Ibuki T, Dunbar S A, Yaksh T L
Department of Anesthesiology, University of California, San Diego, La Jolla 92093-0801, USA.
Pain. 1997 Apr;70(2-3):125-32. doi: 10.1016/s0304-3959(96)03283-6.
The magnitude of tolerance and dependence is defined in part by agonist concentration and duration of receptor exposure. Therefore, in the face of continued exposure to an opioid agonist, periodic reduction in opiate receptor occupancy should reduce tolerance. Alternately, we have shown that reversal of opiate agonist action yields increased glutamate release and NMDA-antagonist studies indicated that this release may lead to an exacerbation of tolerance. To address this issue, we observed the effect of transient daily antagonism by naloxone of otherwise continuous opioid receptor exposure on morphine tolerance development. Rats with intrathecal (i.t.) catheters and osmotic minipumps were assigned to one of the following 7-day infusion/treatment groups: group A: i.t. morphine (20 nmol/h) with daily subcutaneous (s.c.) injection of naloxone 0.6 mg/kg, group B: i.t. morphine (20 nmol/h) with daily s.c. saline, group C: i.t. saline (1 microl/h) with daily s.c. injection of naloxone 0.6 mg/kg, or, group D: i.t. saline (1 microl/h) with daily s.c. saline. Hot plate response latency was measured daily before and after the s.c. injection. The infusion was discontinued on day 7 and on day 8 the response of the rat to a probe dose of i.t. morphine (60 nmol) given as a bolus was observed. Elevated hot plate latencies were observed for groups A and B on day 1 of infusion and this declined over the following 3-4-day interval. Group B approached baseline, but by day 5 group A showed a mild hyperalgesia prior to each naloxone injection. Groups C and D showed no change in baseline latency. On day 8, 24 h after termination of morphine infusion, the magnitude of the analgesic response to the probe i.t. morphine was: group D = group C > group B > group A (P < 0.05, 1-way ANOVA). Thus, in contrast to the expectation that tolerance would be reduced by periodic blockade of opiate receptor occupancy, rats that had daily transient receptor antagonism showed a greater tolerance than rats with simple continuous receptor occupancy. These results are, however, consistent with work showing that (i) naloxone will evoke spinal glutamate release in spinal morphine tolerant rats and (ii) spinal NMDA receptor antagonism ameliorates loss of opiate effect in this spinal infusion model.
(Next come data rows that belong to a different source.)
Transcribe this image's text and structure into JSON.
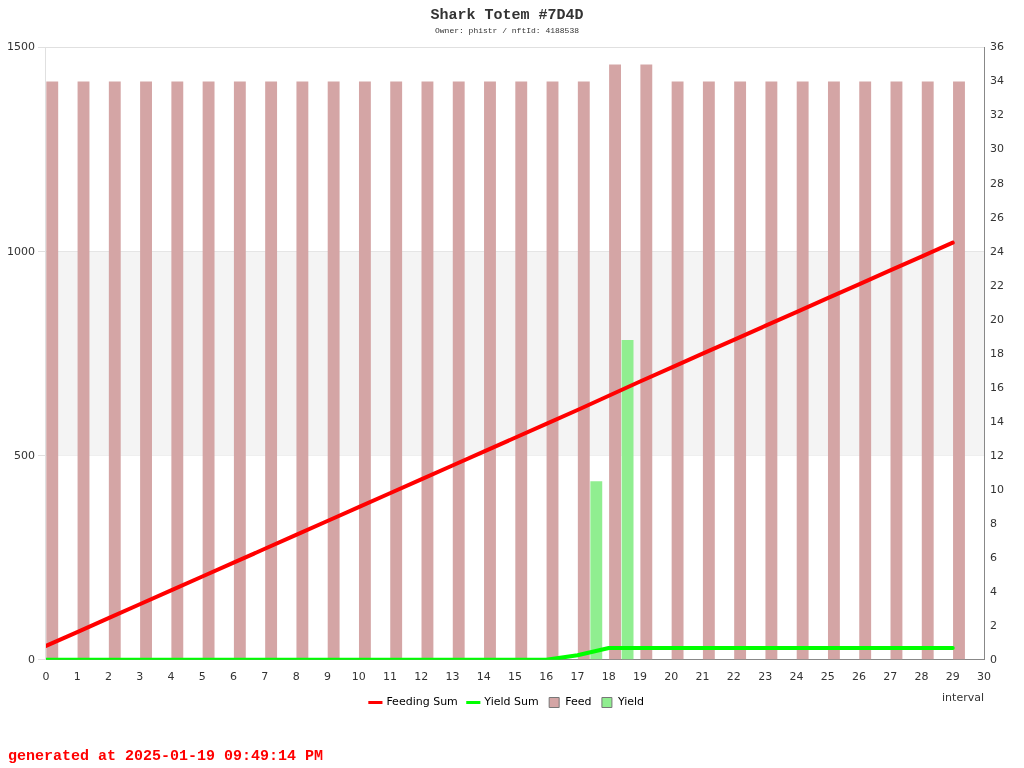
{
  "chart_data": {
    "type": "bar",
    "title": "Shark Totem #7D4D",
    "subtitle": "Owner: phistr / nftId: 4188538",
    "xlabel": "interval",
    "annotations": [
      "generated at 2025-01-19 09:49:14 PM"
    ],
    "x": [
      0,
      1,
      2,
      3,
      4,
      5,
      6,
      7,
      8,
      9,
      10,
      11,
      12,
      13,
      14,
      15,
      16,
      17,
      18,
      19,
      20,
      21,
      22,
      23,
      24,
      25,
      26,
      27,
      28,
      29
    ],
    "xlim": [
      0,
      30
    ],
    "xticks": [
      0,
      1,
      2,
      3,
      4,
      5,
      6,
      7,
      8,
      9,
      10,
      11,
      12,
      13,
      14,
      15,
      16,
      17,
      18,
      19,
      20,
      21,
      22,
      23,
      24,
      25,
      26,
      27,
      28,
      29,
      30
    ],
    "ylim": [
      0,
      1500
    ],
    "yticks": [
      0,
      500,
      1000,
      1500
    ],
    "y2lim": [
      0,
      36
    ],
    "y2ticks": [
      0,
      2,
      4,
      6,
      8,
      10,
      12,
      14,
      16,
      18,
      20,
      22,
      24,
      26,
      28,
      30,
      32,
      34,
      36
    ],
    "grid": "y",
    "legend": "bottom",
    "bands": [
      {
        "axis": "y",
        "from": 500,
        "to": 1000,
        "color": "#f4f4f4"
      }
    ],
    "series": [
      {
        "name": "Feeding Sum",
        "type": "line",
        "color": "#ff0000",
        "values": [
          34,
          68,
          102,
          136,
          170,
          204,
          238,
          272,
          306,
          340,
          374,
          408,
          442,
          476,
          510,
          544,
          578,
          612,
          647,
          682,
          716,
          750,
          784,
          818,
          852,
          886,
          920,
          954,
          988,
          1022
        ]
      },
      {
        "name": "Yield Sum",
        "type": "line",
        "color": "#00ff00",
        "values": [
          0,
          0,
          0,
          0,
          0,
          0,
          0,
          0,
          0,
          0,
          0,
          0,
          0,
          0,
          0,
          0,
          0,
          11,
          29,
          29,
          29,
          29,
          29,
          29,
          29,
          29,
          29,
          29,
          29,
          29
        ]
      },
      {
        "name": "Feed",
        "axis": "y2",
        "color": "#d4a5a5",
        "x": [
          0.2,
          1.2,
          2.2,
          3.2,
          4.2,
          5.2,
          6.2,
          7.2,
          8.2,
          9.2,
          10.2,
          11.2,
          12.2,
          13.2,
          14.2,
          15.2,
          16.2,
          17.2,
          18.2,
          19.2,
          20.2,
          21.2,
          22.2,
          23.2,
          24.2,
          25.2,
          26.2,
          27.2,
          28.2,
          29.2
        ],
        "values": [
          34,
          34,
          34,
          34,
          34,
          34,
          34,
          34,
          34,
          34,
          34,
          34,
          34,
          34,
          34,
          34,
          34,
          34,
          35,
          35,
          34,
          34,
          34,
          34,
          34,
          34,
          34,
          34,
          34,
          34
        ]
      },
      {
        "name": "Yield",
        "axis": "y2",
        "color": "#90ee90",
        "x": [
          0.6,
          1.6,
          2.6,
          3.6,
          4.6,
          5.6,
          6.6,
          7.6,
          8.6,
          9.6,
          10.6,
          11.6,
          12.6,
          13.6,
          14.6,
          15.6,
          16.6,
          17.6,
          18.6,
          19.6,
          20.6,
          21.6,
          22.6,
          23.6,
          24.6,
          25.6,
          26.6,
          27.6,
          28.6,
          29.6
        ],
        "values": [
          0,
          0,
          0,
          0,
          0,
          0,
          0,
          0,
          0,
          0,
          0,
          0,
          0,
          0,
          0,
          0,
          0,
          10.5,
          18.8,
          0,
          0,
          0,
          0,
          0,
          0,
          0,
          0,
          0,
          0,
          0
        ]
      }
    ]
  }
}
耐受性和依赖性的程度部分由激动剂浓度和受体暴露持续时间决定。因此,面对持续暴露于阿片类激动剂的情况,定期降低阿片受体占有率应能降低耐受性。另外,我们已经表明,阿片类激动剂作用的逆转会导致谷氨酸释放增加,而NMDA拮抗剂研究表明这种释放可能导致耐受性加剧。为了解决这个问题,我们观察了纳洛酮每日短暂拮抗对持续阿片受体暴露情况下吗啡耐受性发展的影响。将带有鞘内(i.t.)导管和渗透微型泵的大鼠分配到以下7天输注/治疗组之一:A组:鞘内注射吗啡(20 nmol/h),每日皮下(s.c.)注射纳洛酮0.6 mg/kg;B组:鞘内注射吗啡(20 nmol/h),每日皮下注射生理盐水;C组:鞘内注射生理盐水(1微升/h),每日皮下注射纳洛酮0.6 mg/kg;或D组:鞘内注射生理盐水(1微升/h),每日皮下注射生理盐水。每天在皮下注射前后测量热板反应潜伏期。在第7天停止输注,在第8天观察大鼠对一次性给予的鞘内吗啡探测剂量(60 nmol)的反应。在输注第1天,A组和B组观察到热板潜伏期延长,在接下来的3 - 4天间隔内有所下降。B组接近基线,但到第5天,A组在每次纳洛酮注射前出现轻度痛觉过敏。C组和D组的基线潜伏期没有变化。在第8天,吗啡输注终止24小时后,对鞘内吗啡探测剂量的镇痛反应程度为:D组 = C组 > B组 > A组(P < 0.05,单因素方差分析)。因此,与通过定期阻断阿片受体占有率会降低耐受性的预期相反,每日有短暂受体拮抗作用的大鼠比单纯持续受体占有率状态的大鼠表现出更大的耐受性。然而,这些结果与以下研究结果一致:(i)纳洛酮会在脊髓吗啡耐受的大鼠中引起脊髓谷氨酸释放,以及(ii)脊髓NMDA受体拮抗作用可改善该脊髓输注模型中阿片类药物作用的丧失。